Dear VASP developers,
I have recently encountered strange problems using VASP with KPAR flag switched on. Average of 70% of jobs hangs or crashes. Some of them (usually not many) return PMPI_Allreduce errors as shown below:
Code: Select all
MPICH ERROR [Rank 16] [job id 9854754.0] [Sun Mar 9 23:26:34 2025] [nid001712] - Abort(5838991) (rank 16 in comm 0): Fatal error in PMPI_Allreduce: Other MPI error, error stack:
PMPI_Allreduce(523).........................: MPI_Allreduce(sbuf=0x7ffc66783650, rbuf=0x91fbcc0, count=2, datatype=MPI_DOUBLE_PRECISION, op=MPI_MAX, comm=comm=0xc4000004) failed
PMPI_Allreduce(508).........................:
MPIR_CRAY_Allreduce(577)....................:
MPIR_Allreduce_impl(352)....................:
MPIR_Allreduce_intra_auto(264)..............:
MPIR_Allreduce_intra_recursive_doubling(192):
MPIC_Sendrecv(341)..........................:
MPIC_Wait(71)...............................:
MPIR_Wait_impl(41)..........................:
MPID_Progress_wait(201).....................:
MPIDI_Progress_test(97).....................:
MPIDI_OFI_handle_cq_error(1067).............: OFI poll failed (ofi_events.c:1069:MPIDI_OFI_handle_cq_error:Message too long - OK)
Hanging/failing happens at random moments, but often when "final diagonalization" is printed to stdout.

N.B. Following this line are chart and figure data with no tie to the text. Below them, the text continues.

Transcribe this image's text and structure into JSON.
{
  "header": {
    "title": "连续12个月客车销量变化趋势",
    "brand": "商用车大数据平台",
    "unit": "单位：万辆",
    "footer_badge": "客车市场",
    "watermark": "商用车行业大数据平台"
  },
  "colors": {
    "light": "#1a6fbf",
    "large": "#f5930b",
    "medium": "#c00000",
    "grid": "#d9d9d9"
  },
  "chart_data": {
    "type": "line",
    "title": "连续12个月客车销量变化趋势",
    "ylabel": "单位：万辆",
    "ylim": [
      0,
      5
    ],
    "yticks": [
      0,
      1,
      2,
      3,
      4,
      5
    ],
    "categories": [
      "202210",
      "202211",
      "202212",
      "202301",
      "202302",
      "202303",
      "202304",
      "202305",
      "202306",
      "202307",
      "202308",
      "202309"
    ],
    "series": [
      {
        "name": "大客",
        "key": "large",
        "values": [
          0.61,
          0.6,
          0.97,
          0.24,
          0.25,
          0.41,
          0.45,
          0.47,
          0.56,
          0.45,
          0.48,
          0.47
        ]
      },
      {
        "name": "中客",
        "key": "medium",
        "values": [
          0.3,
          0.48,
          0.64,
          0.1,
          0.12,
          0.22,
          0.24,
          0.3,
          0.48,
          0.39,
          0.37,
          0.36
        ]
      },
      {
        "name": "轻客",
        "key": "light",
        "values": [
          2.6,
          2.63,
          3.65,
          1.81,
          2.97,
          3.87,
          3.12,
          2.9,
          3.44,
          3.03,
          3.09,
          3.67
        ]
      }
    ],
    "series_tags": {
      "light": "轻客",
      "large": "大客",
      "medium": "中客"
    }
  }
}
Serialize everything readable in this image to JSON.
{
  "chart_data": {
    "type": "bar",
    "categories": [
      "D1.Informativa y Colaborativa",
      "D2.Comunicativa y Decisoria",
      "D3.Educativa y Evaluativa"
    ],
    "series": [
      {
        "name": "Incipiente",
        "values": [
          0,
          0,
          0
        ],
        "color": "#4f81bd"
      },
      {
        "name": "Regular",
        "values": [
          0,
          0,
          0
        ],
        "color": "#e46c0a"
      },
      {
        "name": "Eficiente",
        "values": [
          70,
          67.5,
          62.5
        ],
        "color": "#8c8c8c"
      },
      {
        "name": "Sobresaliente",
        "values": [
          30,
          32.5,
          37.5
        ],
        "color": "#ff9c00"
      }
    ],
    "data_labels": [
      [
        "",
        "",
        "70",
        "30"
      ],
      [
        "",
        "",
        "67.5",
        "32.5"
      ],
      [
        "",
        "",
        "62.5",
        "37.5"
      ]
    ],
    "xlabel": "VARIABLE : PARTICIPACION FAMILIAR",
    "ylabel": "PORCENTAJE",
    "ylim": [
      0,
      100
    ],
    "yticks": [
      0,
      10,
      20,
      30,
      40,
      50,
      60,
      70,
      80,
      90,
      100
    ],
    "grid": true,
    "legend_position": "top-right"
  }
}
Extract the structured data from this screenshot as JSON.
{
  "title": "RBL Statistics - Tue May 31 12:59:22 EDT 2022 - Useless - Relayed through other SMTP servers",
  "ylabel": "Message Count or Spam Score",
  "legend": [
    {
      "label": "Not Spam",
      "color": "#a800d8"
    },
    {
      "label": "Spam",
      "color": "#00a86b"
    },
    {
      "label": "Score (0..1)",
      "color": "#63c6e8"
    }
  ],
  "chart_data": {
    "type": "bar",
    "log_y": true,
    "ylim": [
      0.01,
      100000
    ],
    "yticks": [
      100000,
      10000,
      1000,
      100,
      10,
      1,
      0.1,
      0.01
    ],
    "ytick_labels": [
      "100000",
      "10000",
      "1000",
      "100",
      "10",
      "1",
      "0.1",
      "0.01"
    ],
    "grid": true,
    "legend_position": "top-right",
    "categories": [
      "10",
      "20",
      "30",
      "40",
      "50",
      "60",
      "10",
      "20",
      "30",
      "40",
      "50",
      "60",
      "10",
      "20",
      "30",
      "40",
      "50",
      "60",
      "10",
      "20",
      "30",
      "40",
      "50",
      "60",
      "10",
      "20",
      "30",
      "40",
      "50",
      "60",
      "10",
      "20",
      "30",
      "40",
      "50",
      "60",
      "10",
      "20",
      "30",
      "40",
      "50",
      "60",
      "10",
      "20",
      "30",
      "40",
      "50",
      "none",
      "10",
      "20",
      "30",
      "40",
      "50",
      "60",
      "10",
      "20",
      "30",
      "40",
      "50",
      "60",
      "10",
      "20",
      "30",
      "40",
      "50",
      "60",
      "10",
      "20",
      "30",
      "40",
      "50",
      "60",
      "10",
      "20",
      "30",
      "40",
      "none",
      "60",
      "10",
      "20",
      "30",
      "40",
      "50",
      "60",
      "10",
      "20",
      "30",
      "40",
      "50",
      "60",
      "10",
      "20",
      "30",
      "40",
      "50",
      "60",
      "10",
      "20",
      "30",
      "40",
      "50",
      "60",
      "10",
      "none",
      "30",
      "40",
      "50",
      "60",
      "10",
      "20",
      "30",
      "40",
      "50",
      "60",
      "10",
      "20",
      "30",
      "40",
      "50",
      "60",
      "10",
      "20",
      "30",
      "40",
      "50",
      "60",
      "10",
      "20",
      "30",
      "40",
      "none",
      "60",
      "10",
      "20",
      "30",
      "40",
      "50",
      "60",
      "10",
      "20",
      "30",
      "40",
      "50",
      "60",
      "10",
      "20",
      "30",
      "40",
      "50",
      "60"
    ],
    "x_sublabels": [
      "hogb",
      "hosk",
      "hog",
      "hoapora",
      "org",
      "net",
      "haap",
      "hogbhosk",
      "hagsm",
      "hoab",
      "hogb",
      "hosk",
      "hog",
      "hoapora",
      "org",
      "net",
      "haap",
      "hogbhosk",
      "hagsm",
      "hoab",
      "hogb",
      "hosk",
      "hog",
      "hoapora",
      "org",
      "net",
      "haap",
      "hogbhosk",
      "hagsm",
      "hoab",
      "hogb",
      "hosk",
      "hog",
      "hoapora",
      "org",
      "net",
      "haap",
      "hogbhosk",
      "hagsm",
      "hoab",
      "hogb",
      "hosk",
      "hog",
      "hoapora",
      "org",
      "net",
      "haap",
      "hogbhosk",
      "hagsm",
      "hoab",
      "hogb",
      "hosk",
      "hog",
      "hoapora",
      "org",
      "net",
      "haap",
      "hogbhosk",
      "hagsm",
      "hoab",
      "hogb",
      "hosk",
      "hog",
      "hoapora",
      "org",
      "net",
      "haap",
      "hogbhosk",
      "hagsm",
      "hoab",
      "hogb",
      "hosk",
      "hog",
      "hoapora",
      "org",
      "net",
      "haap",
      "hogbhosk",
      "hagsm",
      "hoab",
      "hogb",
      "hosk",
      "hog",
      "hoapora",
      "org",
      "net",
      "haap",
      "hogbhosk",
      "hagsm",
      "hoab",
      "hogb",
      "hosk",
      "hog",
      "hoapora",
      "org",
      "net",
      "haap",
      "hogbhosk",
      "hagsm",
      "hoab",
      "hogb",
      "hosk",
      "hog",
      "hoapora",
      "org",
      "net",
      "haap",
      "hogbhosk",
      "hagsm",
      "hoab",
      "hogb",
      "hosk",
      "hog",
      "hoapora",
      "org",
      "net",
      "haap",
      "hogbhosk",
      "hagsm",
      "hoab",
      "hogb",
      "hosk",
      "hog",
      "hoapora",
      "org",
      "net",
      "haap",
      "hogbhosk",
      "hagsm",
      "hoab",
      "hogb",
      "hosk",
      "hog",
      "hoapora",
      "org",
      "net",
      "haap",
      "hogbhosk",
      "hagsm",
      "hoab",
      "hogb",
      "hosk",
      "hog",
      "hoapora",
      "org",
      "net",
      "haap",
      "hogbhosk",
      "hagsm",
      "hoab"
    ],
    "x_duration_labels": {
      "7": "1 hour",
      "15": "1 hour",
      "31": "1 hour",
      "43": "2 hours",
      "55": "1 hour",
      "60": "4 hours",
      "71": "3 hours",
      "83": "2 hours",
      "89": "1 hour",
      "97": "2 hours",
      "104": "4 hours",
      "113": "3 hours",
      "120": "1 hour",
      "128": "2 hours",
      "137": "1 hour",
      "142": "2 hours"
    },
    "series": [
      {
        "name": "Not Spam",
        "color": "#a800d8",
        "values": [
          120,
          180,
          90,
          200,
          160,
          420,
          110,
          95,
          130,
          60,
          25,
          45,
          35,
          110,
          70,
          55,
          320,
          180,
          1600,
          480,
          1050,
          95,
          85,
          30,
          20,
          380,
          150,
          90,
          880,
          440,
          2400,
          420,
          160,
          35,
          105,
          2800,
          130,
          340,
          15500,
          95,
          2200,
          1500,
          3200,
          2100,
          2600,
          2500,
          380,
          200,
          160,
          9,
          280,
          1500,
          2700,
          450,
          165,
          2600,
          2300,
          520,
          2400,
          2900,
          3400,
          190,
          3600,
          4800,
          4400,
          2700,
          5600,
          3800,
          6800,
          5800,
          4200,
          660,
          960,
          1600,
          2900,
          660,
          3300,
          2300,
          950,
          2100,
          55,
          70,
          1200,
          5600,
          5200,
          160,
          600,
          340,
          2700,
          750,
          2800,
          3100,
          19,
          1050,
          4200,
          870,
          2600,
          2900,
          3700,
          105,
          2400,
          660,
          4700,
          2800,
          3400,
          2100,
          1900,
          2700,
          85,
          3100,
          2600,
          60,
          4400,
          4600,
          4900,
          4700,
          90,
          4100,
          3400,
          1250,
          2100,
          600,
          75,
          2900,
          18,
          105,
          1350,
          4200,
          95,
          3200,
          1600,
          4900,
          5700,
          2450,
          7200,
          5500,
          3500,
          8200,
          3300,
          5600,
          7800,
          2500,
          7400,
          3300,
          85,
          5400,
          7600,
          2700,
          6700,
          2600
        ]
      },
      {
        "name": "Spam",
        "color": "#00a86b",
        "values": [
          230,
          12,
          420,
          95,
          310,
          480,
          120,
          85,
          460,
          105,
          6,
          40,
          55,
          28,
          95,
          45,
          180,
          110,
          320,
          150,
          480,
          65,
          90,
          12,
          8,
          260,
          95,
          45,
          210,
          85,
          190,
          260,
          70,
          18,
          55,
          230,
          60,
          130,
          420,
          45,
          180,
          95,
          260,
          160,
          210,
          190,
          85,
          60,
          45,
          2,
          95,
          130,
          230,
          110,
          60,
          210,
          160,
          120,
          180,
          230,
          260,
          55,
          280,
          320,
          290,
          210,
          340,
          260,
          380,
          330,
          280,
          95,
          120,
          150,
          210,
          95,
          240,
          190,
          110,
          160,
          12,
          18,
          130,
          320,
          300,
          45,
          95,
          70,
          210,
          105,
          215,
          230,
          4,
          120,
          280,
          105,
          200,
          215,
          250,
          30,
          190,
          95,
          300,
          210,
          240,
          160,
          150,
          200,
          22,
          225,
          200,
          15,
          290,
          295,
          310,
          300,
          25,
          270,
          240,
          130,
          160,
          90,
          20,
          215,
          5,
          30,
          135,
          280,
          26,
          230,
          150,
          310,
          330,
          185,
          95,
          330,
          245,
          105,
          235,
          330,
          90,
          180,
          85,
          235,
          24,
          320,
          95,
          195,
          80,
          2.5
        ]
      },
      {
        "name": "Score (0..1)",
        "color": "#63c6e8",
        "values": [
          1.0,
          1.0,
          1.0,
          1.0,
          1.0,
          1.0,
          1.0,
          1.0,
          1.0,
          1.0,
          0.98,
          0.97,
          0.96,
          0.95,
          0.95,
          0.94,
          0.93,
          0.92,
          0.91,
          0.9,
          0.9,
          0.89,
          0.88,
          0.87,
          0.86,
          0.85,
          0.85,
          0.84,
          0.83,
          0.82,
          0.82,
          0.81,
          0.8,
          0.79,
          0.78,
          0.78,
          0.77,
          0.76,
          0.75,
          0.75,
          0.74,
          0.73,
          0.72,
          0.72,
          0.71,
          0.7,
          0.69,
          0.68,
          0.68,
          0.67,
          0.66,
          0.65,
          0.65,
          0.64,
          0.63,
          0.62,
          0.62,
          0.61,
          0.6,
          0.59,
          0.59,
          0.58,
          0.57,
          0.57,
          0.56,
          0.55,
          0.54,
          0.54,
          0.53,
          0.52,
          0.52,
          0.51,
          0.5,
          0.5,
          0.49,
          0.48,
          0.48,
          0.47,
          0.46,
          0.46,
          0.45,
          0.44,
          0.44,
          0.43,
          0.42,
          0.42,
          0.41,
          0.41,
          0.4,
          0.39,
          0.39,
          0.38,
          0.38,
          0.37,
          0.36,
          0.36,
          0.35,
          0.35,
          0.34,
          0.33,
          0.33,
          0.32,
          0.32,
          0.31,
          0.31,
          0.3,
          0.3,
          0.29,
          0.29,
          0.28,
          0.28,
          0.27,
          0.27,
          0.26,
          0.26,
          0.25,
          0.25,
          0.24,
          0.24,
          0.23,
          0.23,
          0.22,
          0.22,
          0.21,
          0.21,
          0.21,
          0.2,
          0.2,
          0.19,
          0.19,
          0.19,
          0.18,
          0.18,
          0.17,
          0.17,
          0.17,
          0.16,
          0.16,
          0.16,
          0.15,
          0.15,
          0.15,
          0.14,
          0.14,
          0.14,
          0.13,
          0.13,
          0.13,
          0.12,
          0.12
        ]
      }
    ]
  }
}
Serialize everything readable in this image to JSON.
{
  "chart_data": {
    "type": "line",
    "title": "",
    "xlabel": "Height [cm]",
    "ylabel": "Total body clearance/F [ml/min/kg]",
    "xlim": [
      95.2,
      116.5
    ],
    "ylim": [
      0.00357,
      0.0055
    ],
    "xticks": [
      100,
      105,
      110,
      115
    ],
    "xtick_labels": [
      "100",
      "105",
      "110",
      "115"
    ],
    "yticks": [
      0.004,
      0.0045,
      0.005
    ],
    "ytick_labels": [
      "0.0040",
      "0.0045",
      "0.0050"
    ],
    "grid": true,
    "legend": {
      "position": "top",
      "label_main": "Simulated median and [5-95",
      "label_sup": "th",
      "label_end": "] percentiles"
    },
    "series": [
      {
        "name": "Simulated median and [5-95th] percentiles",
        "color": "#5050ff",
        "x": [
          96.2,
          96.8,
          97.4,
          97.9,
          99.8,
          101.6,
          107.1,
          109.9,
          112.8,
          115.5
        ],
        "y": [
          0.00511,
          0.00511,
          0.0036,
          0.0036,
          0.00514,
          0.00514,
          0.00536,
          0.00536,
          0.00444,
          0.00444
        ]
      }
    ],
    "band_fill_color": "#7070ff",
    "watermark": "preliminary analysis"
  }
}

After contacting with user support they suggested to switch off MPI collectives:
MPICH_COLL_OPT_OFF=1 and MPICH_SHARED_MEM_COLL_OPT=0 but it didn' help. I even tried to switch from cray-mpich to OpenMPI but the result is the same.
Right now I'm testing build without
Code: Select all
-Duse_collective
, maybe it will help.
Wihtout KPAR everything works good.
List of loaded modules during compiling:
Code: Select all
1) perftools-base/24.03.0 6) craype-x86-milan 11) partition/C (S) 16) cray-dsmml/0.3.0 21) libxc/7.0.0-cpeGNU-24.03-nofhc
2) ModuleLabel/label (S) 7) craype-accel-host 12) PrgEnv-gnu/8.5.0 17) gcc-native/13.2 22) cray-fftw/3.3.10.7
3) lumi-tools/24.05 (S) 8) libfabric/1.15.2.0 13) craype/2.7.31.11 18) cpeGNU/24.03 23) cray-hdf5-parallel/1.12.2.11
4) init-lumi/0.2 (S) 9) craype-network-ofi 14) cray-mpich/8.1.29 19) Wannier90/3.1.0-cpeGNU-24.03 24) VASP/6.4.3-cpeGNU-24.03-sol-vtst-occmat-stopcar-nocollectives
5) LUMI/24.03 (S) 10) xpmem/2.8.2-1.0_5.1__g84a27a5.shasta 15) cray-libsci/24.03.0 20) DFTD4/3.4.0-cpeGNU-24.03
Have You ever encountered such a problem?